With 56% of the United States being vaccinated for COVID-19, Dr. Anthony Fauci shared that he thinks deaths from the virus, caused most recently by the surge in cases due to the Delta variant, will begin going down this winter.

With more than 700,000 deaths from COVID-19 in the United States, seeing the numbers begin to drop would be another sign of the end of the pandemic.

Fauci shared in an interview that he thinks deaths will start to slow, but he also thinks there will be another wave of cases this winter, The Hill reported.

“Fortunately, right now, over the last few weeks, we’ve seen a turnaround in the slope in going down in both cases and hospitalizations. Deaths are still up, but it’s really flattening, so it’s a lagging indicator,” Fauci said.

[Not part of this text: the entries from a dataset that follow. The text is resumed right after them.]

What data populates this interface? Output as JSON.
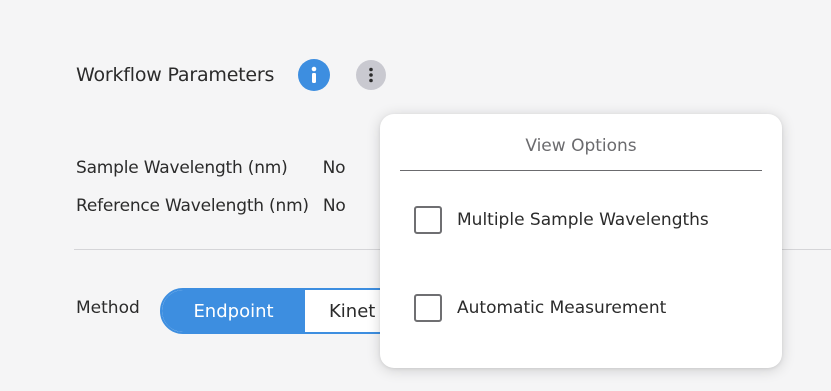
{
  "header": {
    "title": "Workflow Parameters",
    "info_icon": "info-icon",
    "more_icon": "more-vertical-icon"
  },
  "params": [
    {
      "label": "Sample Wavelength (nm)",
      "value": "No"
    },
    {
      "label": "Reference Wavelength (nm)",
      "value": "No"
    }
  ],
  "method": {
    "label": "Method",
    "options": [
      {
        "label": "Endpoint",
        "active": true
      },
      {
        "label": "Kinet",
        "active": false
      }
    ]
  },
  "popover": {
    "title": "View Options",
    "options": [
      {
        "label": "Multiple Sample Wavelengths",
        "checked": false
      },
      {
        "label": "Automatic Measurement",
        "checked": false
      }
    ]
  },
  "colors": {
    "accent": "#3d8ee0",
    "more_button_bg": "#c9c9d0",
    "background": "#f5f5f6"
  }
}
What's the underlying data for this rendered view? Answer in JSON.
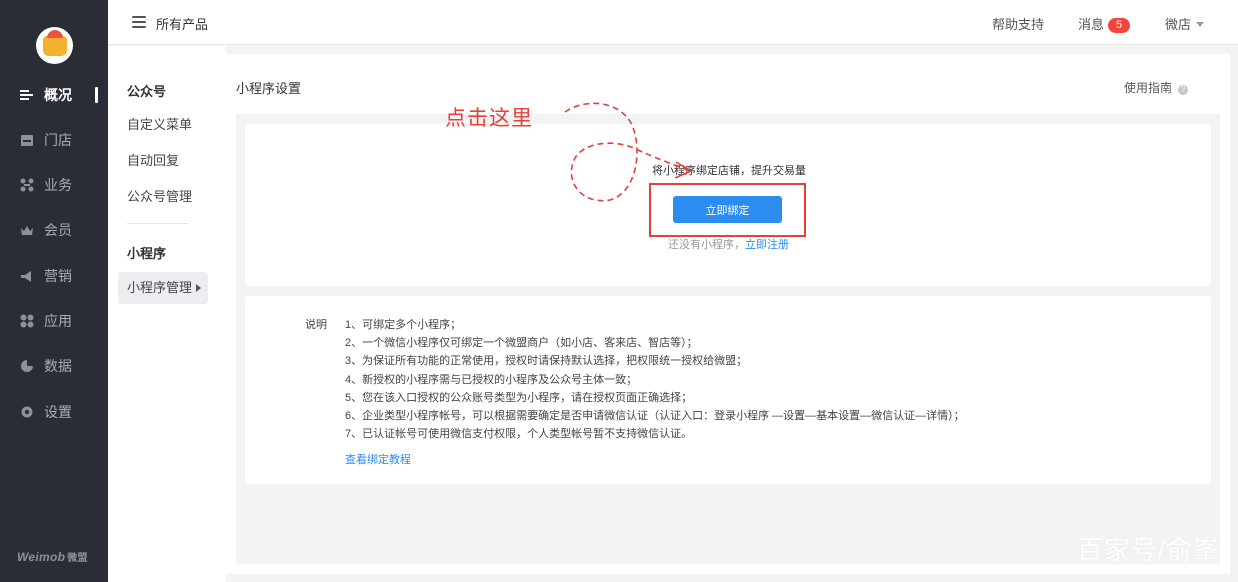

He shared that along with deaths going down, hospitalizations and cases will also start to slow. Still, he could not say how quickly it would happen as circumstances like cold weather pushing people indoors will play a part this winter.

The White House chief medical advisor urged Americans to wear masks in crowded settings, both indoors and outdoors, even if they are vaccinated.

Lately, this has been a heated discussion topic as areas with improving COVID-19 rates have started to remove mask mandates. For example, masking was discussed in the San Francisco area, with mandates and restrictions being eased for the vaccinated.

Fauci’s advice lines up with the decision from San Francisco officials as he shared that masks are needed in areas experiencing COVID-19 surges.

“When you have a lot of infection in the community, even though you’re vaccinated, when you are not home but outside in congregate settings in the public, wearing masks I think would be very prudent,” he said.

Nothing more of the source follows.